Il 27 marzo 2025 il Ministero del Lavoro interviene con la circolare n. 6, offrendo una lettura che sembra spingersi ben oltre il dato normativo.

  1. Durata dell’assenza: per il Ministero (il quale specifica: “Per quanto concerne la durata dell’assenza che può determinare la configurazione delle dimissioni per fatti concludenti, l’articolo 19 prevede che la stessa, in mancanza di specifica previsione nel CCNL applicato al rapporto di lavoro, debba essere superiore a quindici giorni. I giorni di assenza, in mancanza di ulteriori specificazioni da parte della norma, possono intendersi come giorni di calendario, ove non diversamente disposto dal CCNL applicato al rapporto di lavoro”), in assenza di previsione contrattuale, si fa riferimento a “giorni di calendario”. Tuttavia, la norma non utilizza mai l’aggettivo “specifica”, né i resoconti parlamentari suggeriscono una tale lettura restrittiva del termine previsto dal CCNL.
  2. Contratti collettivi con termini inferiori ai 15 giorni: “Nel caso in cui il CCNL applicato preveda, invece, un termine diverso da quello contemplato dalla norma in esame, lo stesso troverà senz’altro applicazione ove sia superiore a quello legale, in ossequio al già richiamato principio generale per cui l’autonomia contrattuale può derogare solo in melius le disposizioni di legge. Se, viceversa, sia previsto un termine inferiore, per il medesimo principio, dovrà farsi riferimento al termine legale”… qui si tocca il paradosso!
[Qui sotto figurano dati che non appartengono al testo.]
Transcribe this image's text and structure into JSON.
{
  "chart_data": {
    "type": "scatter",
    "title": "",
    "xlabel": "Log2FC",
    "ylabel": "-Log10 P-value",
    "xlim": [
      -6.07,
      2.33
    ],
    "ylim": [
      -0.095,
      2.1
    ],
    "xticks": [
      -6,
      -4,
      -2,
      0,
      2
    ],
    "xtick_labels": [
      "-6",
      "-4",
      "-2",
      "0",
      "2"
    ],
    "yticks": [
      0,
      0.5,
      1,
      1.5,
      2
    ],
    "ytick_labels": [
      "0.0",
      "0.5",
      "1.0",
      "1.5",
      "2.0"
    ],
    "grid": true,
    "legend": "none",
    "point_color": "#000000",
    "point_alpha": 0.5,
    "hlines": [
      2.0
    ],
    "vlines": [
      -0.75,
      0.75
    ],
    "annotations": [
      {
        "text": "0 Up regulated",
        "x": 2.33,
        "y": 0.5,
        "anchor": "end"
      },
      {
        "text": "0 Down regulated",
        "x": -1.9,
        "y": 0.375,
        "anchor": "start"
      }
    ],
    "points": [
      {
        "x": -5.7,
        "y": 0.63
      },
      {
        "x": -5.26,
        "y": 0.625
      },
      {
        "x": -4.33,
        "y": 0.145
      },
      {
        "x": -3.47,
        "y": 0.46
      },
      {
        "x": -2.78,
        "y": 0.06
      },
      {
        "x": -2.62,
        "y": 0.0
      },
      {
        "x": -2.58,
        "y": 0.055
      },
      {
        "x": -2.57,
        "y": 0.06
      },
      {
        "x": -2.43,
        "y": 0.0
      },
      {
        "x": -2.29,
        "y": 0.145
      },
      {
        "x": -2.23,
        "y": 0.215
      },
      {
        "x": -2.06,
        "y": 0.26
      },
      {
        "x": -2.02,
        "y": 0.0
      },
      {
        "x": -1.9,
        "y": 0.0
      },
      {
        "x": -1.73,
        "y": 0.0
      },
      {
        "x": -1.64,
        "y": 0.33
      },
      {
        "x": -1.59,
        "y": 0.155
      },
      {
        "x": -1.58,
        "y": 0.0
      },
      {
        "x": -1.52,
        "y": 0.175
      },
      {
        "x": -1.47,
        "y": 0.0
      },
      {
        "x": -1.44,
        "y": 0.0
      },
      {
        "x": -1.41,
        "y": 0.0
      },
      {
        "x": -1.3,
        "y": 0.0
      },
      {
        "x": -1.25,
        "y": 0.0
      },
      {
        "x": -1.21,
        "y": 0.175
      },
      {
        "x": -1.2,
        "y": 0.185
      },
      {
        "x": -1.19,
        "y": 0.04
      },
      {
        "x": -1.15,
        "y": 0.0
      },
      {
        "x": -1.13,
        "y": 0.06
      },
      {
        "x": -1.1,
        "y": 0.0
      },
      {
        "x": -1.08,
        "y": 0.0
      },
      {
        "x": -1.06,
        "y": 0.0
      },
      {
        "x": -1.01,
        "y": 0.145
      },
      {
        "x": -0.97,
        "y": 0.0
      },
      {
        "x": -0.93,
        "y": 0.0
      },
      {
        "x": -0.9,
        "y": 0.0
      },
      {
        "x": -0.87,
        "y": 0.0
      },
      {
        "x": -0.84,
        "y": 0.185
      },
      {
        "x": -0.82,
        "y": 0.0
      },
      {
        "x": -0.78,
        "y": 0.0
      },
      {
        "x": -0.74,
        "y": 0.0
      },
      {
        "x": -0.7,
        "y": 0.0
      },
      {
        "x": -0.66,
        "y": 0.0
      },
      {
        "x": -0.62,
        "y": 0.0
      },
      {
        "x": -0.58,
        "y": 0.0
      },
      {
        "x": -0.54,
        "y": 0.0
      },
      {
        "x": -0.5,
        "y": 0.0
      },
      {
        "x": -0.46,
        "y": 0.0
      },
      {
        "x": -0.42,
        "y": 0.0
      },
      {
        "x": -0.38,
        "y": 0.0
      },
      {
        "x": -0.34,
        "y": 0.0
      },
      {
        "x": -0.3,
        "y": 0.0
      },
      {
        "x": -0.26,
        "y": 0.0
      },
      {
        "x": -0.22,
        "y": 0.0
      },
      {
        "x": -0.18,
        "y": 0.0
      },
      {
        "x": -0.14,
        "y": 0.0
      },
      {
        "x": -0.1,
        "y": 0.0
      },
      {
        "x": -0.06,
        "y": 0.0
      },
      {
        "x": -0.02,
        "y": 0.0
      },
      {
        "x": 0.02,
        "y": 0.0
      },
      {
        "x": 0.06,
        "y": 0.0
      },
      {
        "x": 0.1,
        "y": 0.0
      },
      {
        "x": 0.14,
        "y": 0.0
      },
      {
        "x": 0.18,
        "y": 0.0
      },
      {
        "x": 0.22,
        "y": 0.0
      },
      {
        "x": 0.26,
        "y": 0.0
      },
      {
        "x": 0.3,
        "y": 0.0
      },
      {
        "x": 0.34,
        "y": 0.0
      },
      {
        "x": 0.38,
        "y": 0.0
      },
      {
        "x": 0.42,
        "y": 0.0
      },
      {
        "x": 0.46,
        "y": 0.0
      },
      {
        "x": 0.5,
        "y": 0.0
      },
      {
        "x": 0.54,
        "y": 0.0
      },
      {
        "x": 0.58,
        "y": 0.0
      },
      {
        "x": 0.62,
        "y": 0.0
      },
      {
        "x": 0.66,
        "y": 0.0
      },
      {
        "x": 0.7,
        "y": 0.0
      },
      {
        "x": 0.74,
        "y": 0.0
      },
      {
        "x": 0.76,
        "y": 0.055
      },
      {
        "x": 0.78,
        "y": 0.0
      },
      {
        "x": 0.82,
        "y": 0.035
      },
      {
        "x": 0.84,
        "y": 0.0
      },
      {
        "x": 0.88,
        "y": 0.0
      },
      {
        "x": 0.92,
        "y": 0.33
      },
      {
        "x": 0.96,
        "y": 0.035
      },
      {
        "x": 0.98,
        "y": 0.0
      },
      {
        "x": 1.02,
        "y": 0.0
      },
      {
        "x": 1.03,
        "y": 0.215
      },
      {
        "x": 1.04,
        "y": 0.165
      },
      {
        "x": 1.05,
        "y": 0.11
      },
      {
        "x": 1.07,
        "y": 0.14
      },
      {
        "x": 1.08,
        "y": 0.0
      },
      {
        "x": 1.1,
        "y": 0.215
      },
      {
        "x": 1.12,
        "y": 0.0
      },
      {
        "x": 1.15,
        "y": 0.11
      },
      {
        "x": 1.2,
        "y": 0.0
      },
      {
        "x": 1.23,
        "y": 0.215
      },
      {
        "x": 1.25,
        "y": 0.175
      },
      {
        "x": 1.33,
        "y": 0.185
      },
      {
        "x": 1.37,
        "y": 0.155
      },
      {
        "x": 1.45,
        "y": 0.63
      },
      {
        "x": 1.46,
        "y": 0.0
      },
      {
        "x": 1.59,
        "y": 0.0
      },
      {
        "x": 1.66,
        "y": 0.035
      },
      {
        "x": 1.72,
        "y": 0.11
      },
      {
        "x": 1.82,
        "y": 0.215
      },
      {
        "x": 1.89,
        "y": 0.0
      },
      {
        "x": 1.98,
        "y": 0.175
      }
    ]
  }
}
Secondo l’interpretazione fornita dal Ministero, un contratto collettivo che preveda un termine inferiore ai 15 giorni (soglia indicata dalla legge in assenza di una disciplina contrattuale) sarebbe considerato in contrasto con la norma, in quanto configurerebbe una deroga in peius. Di conseguenza, tale previsione risulterebbe censurabile.

Su questo punto anche il Consiglio Nazionale dei Consulenti del Lavoro ha sollevato delle rimostranze. E, a ben vedere, ha pienamente ragione.

  1. La ratio della norma è chiara: il termine legale di 15 giorni trova applicazione solo in assenza di una previsione del contratto collettivo. Non c’è alcun riferimento a un termine “minimo” inderogabile né al concetto di deroga “in melius”. Il legislatore ha lasciato ai contratti collettivi il compito di stabilire autonomamente i propri parametri, senza subordinare la validità a un confronto di merito con la norma.
  2. Le conseguenze pratiche di questa lettura ministeriale sono paradossali: se un CCNL stabilisse, ad esempio, 20 giorni di assenza ingiustificata per far scattare le dimissioni per fatti concludenti (ipotesi tutt’altro che improbabile, anche alla luce del confronto in atto con le organizzazioni sindacali, storicamente contrarie a questa fattispecie), il meccanismo rischierebbe di perdere ogni efficacia.

Vediamo quindi un caso concreto:

  • Un dipendente si assenta per 5 giorni consecutivi, superando così il limite per il licenziamento per giusta causa previsto dal contratto collettivo;
  • Lo stesso contratto prevede però 20 giorni di assenza non giustificata per configurare una risoluzione per fatti concludenti;
  • L’azienda, nel frattempo, resta in un limbo: non può attivare tempestivamente la procedura prevista dalla legge, e rischia il reintegro del lavoratore o una contestazione tardiva;
  • Il lavoratore, infine, potrebbe semplicemente ricomparire al diciassettesimo giorno, magari dichiarando una malattia o sostenendo di aver creduto di essere in ferie, facendo scattare così la classica procedura disciplinare.

Il gioco è fatto: NASpI ottenuta, obiettivo raggiunto.

E adesso? Come spesso accade, ci troveremo probabilmente ad attendere chiarimenti dei chiarimenti. E magari qualcuno ci dirà che abbiamo interpretato male. Di nuovo.

Ma a questo punto la domanda è inevitabile: a chi giova tutto questo?